Die ZWST jedenfalls, die die Ausbildungsseminare für die Jugendleiter organisiert, kann nicht über mangelnde Nachfrage klagen. »Jedes Jahr finden sich junge Leute«, betont von Bassewitz. »Das Problem ist nicht, sie zu motivieren, sich zu engagieren, sondern dafür zu sorgen, dass sie auch dabei bleiben.«

entscheidung Die Zeit unmittelbar vor und nach dem Abitur ist für viele Madrichim und andere Freiwillige ein Knackpunkt. In diesem Jahr, fürchtet German Djanatliev, könnte es für die jüdische Jugendarbeit besonders eng werden. »Weil ein dop‐ pelter Abiturjahrgang ins Haus steht. Ich weiß von vielen, die versuchen, gleich nach dem Abitur mit dem Studium anzufangen, um ein Jahr zu gewinnen.«

In früheren Jahrgängen sei es durchaus üblich gewesen, dass sich die Jugendlichen Zeit für den Zivildienst oder ein Freiwilliges Soziales Jahr genommen hätten. »Das ist problematisch«, stimmt Tartakowski zu, »denn oft steht man vor der Wahl, direkt mit dem Studium anzufangen oder sich erst in der Gesellschaft zu engagieren.

Hierbei glauben viele Eltern, dass ihr Kind so früh wie möglich mit dem Studieren anfangen sollte. Was sie dabei außer Acht lassen, ist, dass der Zeitpunkt fürs explizite gesellschaftliche Engagement nicht mehr nachgeholt werden kann!
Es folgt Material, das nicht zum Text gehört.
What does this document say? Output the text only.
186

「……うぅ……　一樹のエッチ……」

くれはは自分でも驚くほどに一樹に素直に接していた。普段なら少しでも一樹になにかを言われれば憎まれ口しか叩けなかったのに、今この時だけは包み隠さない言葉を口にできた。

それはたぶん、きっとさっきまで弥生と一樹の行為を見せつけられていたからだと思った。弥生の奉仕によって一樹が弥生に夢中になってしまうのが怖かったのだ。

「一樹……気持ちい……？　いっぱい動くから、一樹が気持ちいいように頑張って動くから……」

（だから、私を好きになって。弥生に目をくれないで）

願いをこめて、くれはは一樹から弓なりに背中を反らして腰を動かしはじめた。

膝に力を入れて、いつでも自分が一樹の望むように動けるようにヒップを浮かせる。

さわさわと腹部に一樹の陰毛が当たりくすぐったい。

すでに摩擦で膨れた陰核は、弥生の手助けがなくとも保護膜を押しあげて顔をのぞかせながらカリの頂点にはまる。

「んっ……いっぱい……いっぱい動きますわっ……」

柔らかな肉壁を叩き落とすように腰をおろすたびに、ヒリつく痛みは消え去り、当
Später stehen für ihre Kinder andere Entscheidungen an, und die Reifung der eigenen Persönlichkeit und die Erfahrungen müssen zwischendurch und nebenbei gesammelt werden.«

ausprobieren Hinzu kommen die Abgänge derjenigen, die sich noch auf anderen Feldern ausprobieren und sich ungern langfristig verpflichten wollen. »Übrig bleibt dann meist nur ein harter Kern für die Jugendarbeit«, weiß Heike von Bassewitz. »Ich denke, es ist diese Verbindlichkeit, die viele Jugendliche davon abhält, ein Ehrenamt zu übernehmen«, sagt Sara Majerczik, Koordinatorin des Projekts »Ehrenamt« der Sozialabteilung der Frankfurter Gemeinde und Mitarbeiterin im Altenzentrum.
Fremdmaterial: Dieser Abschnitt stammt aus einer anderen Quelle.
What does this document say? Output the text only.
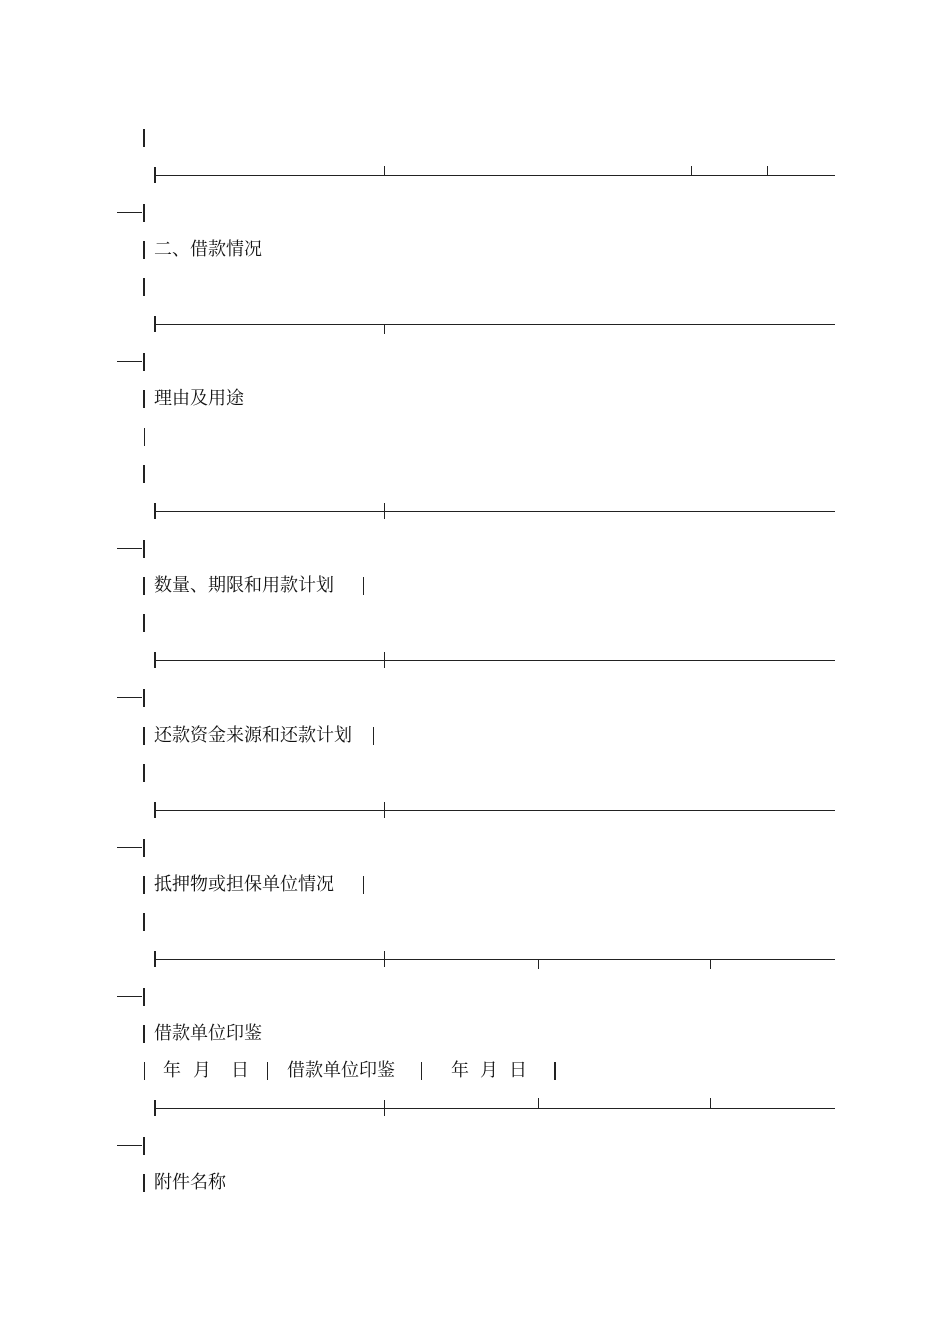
二、借款情况
理由及用途
数量、期限和用款计划
还款资金来源和还款计划
抵押物或担保单位情况
借款单位印鉴
年 月 日 借款单位印鉴	年 月 日
附件名称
Für die meisten Jugendlichen sei es wichtig, sich noch vor dem Studium in verschiedenen Bereichen austesten zu können. Ein Ehrenamt hingegen bedeute eben auch, sich kontinuierlich an die Institution zu binden, für die man sich engagiert. Gerade im Bereich der Pflege und Betreuung von Senioren seien daher jugendliche Freiwillige ziemlich rar gesät. »Eigentlich kommen die erst wieder ab Mitte 20, wenn es mit dem Studium zu Ende geht.«

tod Das andere Problem im Bereich Pflege sei die unausweichliche Konfrontation mit dem Tod. »Ich hatte hier im Heim mal zwei Schülerinnen«, berichtet Majerczik, »sehr lieb und sehr engagiert. Aber als hier dann einige Bewohner gestorben sind, haben die das nicht weiter ausgehalten. Das hat die richtig fertiggemacht.« Um mit dem Sterben der Betreuten umgehen zu können, bedürfe es einer gewissen inneren Festigkeit, über die die meisten Jugendlichen und jungen Erwachsenen noch nicht verfügen.
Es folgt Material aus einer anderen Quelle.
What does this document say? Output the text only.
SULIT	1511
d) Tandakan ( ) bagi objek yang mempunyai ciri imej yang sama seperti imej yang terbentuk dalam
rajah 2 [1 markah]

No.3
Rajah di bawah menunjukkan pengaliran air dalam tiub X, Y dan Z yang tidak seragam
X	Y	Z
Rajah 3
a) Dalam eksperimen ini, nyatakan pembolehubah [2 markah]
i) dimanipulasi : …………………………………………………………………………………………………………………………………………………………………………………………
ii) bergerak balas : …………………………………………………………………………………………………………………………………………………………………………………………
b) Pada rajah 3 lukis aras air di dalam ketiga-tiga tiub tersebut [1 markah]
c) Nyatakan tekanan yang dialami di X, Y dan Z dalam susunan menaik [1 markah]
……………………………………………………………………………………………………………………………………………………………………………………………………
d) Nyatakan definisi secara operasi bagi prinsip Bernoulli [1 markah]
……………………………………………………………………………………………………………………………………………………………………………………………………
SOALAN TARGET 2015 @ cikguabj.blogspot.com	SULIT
»Verallgemeinernde Schlüsse«, wie sie Heike von Bassewitz befürchtet, lassen auch die Aussagen aus den Gemeinden nicht zu. Fest steht, dass der jüdische Nachwuchs sich nach wie vor freiwillig engagiert – vorzugsweise in den Bereichen, die ihm aus eigener Anschauung vertraut sind. Die ersten Schritte in die von Tartakowski beschworene »Realität vor der Haustür« fallen offensichtlich auf vertrautem Terrain leichter.